[Lightbend] sponsors sbt and encourages contributions from the active community. Enterprises can adopt it for mission critical systems with confidence because Lightbend stands behind sbt with commercial support and services.
For community support please [ask] on StackOverflow with the tag "sbt".
- State the problem or question clearly and provide enough context. Code examples and `build.sbt` are often useful when appropriately edited.
- There's also [Gitter sbt/sbt room][gitter], but Stackoverflow is recommended so others can benefit from the answers.
For professional support, [Lightbend], the maintainer of Scala compiler and sbt, provides:
- [Lightbend Subscriptions][subscriptions], which includes Expert Support
Documentation fixes and contributions are as much welcome as to patching the core. Visit [the website project][documentation] to learn about how to contribute.
The developers need three things from you: **steps**, **problems**, and **expectations**.
### Steps
The most important thing to remember about bug reporting is to clearly distinguish facts and opinions. What we need first is **the exact steps to reproduce your problems on our computers**. This is called *reproduction steps*, which is often shortened to "repro steps" or "steps." Describe your method of running sbt. Provide `build.sbt` that caused the problem and the version of sbt or Scala that was used. Provide sample Scala code if it's to do with incremental compilation. If possible, minimize the problem to reduce non-essential factors.
Repro steps are the most important part of a bug report.
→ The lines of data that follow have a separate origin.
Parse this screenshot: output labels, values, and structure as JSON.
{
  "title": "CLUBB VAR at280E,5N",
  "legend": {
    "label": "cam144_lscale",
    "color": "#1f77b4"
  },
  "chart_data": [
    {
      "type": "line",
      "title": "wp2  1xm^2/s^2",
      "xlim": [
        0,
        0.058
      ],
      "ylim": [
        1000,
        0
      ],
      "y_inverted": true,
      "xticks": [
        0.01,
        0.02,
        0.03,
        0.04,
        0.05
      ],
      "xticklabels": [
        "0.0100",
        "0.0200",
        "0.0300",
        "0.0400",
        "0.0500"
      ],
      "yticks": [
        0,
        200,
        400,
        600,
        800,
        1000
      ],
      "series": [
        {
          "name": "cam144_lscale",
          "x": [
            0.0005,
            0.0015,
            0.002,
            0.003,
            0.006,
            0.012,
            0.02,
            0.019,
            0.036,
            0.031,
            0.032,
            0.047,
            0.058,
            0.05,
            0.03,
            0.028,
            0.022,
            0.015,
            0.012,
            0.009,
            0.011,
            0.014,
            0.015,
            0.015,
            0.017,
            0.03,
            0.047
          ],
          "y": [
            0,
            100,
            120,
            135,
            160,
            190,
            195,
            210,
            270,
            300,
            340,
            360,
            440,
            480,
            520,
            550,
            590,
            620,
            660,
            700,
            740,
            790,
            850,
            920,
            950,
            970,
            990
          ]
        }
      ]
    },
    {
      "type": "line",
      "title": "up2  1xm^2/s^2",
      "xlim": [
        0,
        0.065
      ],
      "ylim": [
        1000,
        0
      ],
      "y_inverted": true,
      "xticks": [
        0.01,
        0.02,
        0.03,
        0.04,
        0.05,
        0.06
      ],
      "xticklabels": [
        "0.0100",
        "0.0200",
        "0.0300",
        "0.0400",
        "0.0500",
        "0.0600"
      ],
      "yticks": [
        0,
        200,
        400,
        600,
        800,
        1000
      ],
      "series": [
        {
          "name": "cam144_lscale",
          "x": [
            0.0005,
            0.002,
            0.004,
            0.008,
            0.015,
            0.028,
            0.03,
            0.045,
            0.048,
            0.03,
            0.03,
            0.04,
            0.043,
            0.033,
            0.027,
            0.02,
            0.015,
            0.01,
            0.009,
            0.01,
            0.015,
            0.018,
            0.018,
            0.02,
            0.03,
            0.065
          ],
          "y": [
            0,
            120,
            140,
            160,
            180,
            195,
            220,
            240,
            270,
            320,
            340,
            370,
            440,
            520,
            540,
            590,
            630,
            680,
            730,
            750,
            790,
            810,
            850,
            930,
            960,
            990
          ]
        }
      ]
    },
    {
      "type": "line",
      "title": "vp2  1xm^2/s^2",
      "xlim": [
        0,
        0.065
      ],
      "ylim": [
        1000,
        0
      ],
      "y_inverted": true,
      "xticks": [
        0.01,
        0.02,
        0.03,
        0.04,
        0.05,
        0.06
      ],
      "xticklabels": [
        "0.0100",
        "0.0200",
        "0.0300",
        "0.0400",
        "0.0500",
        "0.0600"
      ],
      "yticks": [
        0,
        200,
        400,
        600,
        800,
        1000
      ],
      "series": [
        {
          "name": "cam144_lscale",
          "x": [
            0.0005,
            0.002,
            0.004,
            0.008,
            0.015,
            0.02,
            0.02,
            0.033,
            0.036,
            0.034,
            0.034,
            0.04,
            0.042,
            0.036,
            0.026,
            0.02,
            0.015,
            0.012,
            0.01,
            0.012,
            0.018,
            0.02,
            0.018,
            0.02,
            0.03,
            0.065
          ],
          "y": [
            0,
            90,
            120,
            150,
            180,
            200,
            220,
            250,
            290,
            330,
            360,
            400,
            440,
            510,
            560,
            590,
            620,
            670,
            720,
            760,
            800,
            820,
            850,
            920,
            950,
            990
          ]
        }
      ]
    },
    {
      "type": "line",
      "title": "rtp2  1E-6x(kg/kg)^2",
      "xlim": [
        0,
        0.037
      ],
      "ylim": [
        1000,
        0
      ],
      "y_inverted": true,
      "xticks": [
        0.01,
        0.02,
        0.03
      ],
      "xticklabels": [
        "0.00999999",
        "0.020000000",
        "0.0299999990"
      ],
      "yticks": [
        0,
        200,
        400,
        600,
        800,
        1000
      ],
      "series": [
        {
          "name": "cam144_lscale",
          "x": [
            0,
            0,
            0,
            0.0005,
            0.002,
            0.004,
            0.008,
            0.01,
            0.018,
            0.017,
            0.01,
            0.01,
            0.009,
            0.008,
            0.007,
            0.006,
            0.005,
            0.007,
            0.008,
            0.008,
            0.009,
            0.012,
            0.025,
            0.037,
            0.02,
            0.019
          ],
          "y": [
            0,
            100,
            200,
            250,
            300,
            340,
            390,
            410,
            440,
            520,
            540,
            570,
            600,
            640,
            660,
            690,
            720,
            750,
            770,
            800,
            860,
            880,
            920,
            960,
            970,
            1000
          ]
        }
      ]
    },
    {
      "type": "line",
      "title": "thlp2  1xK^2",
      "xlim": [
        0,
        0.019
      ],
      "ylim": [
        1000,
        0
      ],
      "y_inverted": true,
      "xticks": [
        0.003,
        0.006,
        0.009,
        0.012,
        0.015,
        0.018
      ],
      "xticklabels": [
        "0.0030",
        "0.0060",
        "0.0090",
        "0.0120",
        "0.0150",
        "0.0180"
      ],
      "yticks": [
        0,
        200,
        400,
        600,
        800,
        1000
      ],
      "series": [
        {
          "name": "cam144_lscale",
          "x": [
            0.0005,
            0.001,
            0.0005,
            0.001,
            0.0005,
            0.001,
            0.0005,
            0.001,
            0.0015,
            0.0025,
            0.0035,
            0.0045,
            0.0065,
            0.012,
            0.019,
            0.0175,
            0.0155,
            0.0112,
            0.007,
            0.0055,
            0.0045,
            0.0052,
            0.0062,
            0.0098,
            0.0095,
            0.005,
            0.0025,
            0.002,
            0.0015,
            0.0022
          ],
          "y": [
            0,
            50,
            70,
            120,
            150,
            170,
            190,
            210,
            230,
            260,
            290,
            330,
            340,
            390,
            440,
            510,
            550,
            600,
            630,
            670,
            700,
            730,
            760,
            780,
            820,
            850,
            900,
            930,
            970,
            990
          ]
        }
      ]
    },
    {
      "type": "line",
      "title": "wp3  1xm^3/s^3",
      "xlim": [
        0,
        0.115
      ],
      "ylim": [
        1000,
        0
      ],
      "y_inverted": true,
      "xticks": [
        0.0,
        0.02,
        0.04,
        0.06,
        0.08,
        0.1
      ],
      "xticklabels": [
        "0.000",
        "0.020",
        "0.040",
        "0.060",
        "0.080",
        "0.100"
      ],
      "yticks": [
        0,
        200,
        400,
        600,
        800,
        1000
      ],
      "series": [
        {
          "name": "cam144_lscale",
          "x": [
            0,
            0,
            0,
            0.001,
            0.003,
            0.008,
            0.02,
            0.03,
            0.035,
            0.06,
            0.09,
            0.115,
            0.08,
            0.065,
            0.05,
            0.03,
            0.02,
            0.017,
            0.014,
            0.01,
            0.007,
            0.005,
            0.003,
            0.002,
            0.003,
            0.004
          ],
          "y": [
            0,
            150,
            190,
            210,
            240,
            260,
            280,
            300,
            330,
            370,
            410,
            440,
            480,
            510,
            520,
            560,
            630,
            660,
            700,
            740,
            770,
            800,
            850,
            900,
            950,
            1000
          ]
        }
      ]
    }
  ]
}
If we cannot reproduce the problem in one way or the other, the problem can't be fixed. Telling us the error messages is not enough.
Next, describe the problems, or what *you think* is the problem. It might be "obvious" to you that it's a problem, but it could actually be an intentional behavior for some backward compatibility etc. For compilation errors, include the stack trace. The more raw info the better.
Same as the problems. Describe what *you think* should've happened.
### Notes
Add an optional notes section to describe your analysis.
### Subject
The subject of the bug report doesn't matter. A more descriptive subject is certainly better, but a good subject really depends on the analysis of the problem, so don't worry too much about it. "StackOverflowError while name hashing is enabled" is good enough.
### Formatting
If possible, please format code or console outputs.
If you're working on a bug fix, it's a good idea to start with the `1.$MINOR.x` branch, since we can always safely merge from stable to `1.x`, but not other way around.
When you run a locally built sbt, the JAR artifacts will be now cached under `$HOME/.sbt/boot/scala-2.12.4/org.scala-sbt/sbt/1.$MINOR.$PATCH-SNAPSHOT` directory. To clear this out run: `reboot dev` command from sbt's session of your test application.
One drawback of `-SNAPSHOT` version is that it's slow to resolve as it tries to hit all the resolvers. You can workaround that by using a version name like `1.$MINOR.$PATCH-LOCAL1`. A non-SNAPSHOT artifacts will now be cached under `$HOME/.ivy/cache/` directory, so you need to clear that out using [sbt-dirty-money](https://github.com/sbt/sbt-dirty-money)'s `cleanCache` task.
Globally included plugins can interfere building `sbt`; if you are getting errors building sbt, try disabling all globally included plugins and try again.